Skylight Confessions

By Alice Hoffman (Little,
Brown/256 pages/ $24.99)
Reviewed by Dorman T. Shindler

Like Washington Irving and
the other New England Fabulists with whom she identifies, Alice Hoffman
(Practical Magic, The River King, The Ice Queen) writes fiction cloaked in
myths. Her influences also extend to the other side of the Atlantic, and can be
found in the writing of The Brothers Grimm or Emily Bronte. It was Bronte’s
“Wuthering Heights” which inspired a 20th Century interpretation by Hoffman
(“Here On Earth”). So the fairytale references which permeate Hoffman’s
lilting, romantic prose in “Skylight Confessions” come as no surprise.

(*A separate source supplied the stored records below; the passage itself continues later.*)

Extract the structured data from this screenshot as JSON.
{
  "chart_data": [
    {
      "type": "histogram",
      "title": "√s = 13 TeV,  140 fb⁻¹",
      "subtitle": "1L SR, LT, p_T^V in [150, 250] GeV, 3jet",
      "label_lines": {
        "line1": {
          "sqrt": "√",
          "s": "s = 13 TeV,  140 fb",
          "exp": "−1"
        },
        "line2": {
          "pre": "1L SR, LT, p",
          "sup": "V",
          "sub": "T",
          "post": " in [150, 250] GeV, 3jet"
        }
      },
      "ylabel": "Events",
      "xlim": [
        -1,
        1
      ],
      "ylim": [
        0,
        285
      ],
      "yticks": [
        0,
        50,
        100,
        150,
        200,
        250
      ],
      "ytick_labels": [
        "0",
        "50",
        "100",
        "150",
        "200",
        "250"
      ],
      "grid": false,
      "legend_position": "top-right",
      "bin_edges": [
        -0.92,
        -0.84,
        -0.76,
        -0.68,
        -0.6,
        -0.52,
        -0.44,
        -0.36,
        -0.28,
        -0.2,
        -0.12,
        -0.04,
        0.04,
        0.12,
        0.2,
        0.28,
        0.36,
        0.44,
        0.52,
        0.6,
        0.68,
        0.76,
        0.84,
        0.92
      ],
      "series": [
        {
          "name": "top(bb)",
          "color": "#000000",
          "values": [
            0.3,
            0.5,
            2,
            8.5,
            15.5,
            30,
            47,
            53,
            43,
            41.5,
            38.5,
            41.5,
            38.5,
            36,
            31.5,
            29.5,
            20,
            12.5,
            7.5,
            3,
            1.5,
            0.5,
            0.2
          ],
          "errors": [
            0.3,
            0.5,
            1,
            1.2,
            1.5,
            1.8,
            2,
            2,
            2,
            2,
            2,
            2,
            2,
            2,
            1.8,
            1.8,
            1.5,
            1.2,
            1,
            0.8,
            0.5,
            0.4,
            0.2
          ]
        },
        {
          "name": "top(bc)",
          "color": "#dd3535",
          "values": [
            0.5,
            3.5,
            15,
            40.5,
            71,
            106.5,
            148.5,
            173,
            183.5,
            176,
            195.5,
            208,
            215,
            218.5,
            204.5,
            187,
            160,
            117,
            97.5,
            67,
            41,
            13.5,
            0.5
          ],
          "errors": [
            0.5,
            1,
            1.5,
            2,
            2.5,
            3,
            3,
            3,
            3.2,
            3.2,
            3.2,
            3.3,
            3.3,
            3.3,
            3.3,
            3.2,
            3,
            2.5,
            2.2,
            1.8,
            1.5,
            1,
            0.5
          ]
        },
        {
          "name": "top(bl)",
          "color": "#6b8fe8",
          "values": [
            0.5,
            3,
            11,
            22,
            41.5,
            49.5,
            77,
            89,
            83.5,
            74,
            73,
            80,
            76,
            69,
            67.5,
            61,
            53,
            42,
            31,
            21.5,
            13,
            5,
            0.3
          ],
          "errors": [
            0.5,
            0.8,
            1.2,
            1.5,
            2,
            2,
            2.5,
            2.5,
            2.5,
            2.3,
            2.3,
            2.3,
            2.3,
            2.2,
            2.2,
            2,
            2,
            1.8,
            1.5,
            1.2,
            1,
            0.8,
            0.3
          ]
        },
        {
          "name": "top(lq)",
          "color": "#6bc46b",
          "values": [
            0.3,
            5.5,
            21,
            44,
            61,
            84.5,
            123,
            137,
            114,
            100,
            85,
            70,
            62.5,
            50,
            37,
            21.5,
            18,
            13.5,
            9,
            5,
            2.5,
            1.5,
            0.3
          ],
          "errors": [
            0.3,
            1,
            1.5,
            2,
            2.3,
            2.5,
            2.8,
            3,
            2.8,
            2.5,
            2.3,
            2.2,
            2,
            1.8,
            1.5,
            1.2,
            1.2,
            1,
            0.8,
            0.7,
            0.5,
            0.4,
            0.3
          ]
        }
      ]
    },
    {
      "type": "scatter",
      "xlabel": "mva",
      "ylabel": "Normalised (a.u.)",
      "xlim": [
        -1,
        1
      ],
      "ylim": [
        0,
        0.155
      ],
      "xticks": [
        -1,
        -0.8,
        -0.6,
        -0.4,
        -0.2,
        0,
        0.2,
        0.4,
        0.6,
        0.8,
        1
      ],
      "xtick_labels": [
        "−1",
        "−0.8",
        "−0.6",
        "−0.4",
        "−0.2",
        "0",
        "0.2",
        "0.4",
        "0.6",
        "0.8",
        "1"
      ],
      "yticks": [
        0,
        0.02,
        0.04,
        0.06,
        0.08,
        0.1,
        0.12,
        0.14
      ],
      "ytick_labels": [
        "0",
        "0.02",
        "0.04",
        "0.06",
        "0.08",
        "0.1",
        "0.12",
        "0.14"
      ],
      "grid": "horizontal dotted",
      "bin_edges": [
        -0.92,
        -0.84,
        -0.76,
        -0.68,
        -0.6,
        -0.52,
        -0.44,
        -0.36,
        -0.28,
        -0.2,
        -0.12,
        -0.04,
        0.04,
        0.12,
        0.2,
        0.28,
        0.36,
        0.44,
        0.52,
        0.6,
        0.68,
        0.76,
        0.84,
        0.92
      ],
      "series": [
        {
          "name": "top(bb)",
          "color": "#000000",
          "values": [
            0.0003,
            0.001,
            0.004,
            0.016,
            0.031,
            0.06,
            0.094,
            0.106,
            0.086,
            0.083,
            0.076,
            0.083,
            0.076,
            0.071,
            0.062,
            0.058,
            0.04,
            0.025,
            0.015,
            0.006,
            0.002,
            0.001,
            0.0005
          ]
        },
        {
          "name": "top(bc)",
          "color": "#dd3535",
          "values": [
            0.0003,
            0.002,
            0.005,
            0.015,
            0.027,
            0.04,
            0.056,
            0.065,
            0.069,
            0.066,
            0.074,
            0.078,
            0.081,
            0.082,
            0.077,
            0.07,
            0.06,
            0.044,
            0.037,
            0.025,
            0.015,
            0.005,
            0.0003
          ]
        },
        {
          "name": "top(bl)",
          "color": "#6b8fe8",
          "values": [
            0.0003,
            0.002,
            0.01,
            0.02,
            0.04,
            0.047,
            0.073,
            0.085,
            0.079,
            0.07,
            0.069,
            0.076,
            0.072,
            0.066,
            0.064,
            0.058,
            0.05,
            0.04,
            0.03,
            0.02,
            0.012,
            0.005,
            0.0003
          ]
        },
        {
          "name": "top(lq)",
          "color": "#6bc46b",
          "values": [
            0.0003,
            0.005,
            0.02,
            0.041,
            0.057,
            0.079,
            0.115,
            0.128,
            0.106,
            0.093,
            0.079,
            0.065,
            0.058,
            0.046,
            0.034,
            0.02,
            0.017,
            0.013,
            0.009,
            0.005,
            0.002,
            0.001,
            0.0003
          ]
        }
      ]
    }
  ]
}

Like many Hoffman creations
before her, seventeen-year-old Arlyn Singer is a young woman who believes in
fate and true love. And when her father dies — leaving an only child who
is “just plain and freckly” and minimally educated on her own — Arlyn
decides that the first man who walks down her street will be the one whom she
loves forever. As is the case with most fairy tales, the man’s name is a
reflection of his soul (Hoffman’s novels are nothing if not fairy tales that
address worries of adults, whether the concerns are about love or family or
death). The young couple marry and move into a house built by John’s late
father, who was an architect. The house is made of largely of glass, and is
dubbed “the Glass Slipper.” Of course the couple’s relationship proves to be a
rocky one, involving heartache and misery. Their son, Sam, is an antisocial boy
with a near-genius IQ; but John ignores him, taking out his unhappiness with
Arlyn on Sam. It isn’t long before the mismatched couple turn to others for the
love and understanding they crave. Arlie’s affair with a window washer even
results in a child — a girl named Blanca — whom John never realizes
isn’t his (John is too oblivious, wrapped up in his own misery).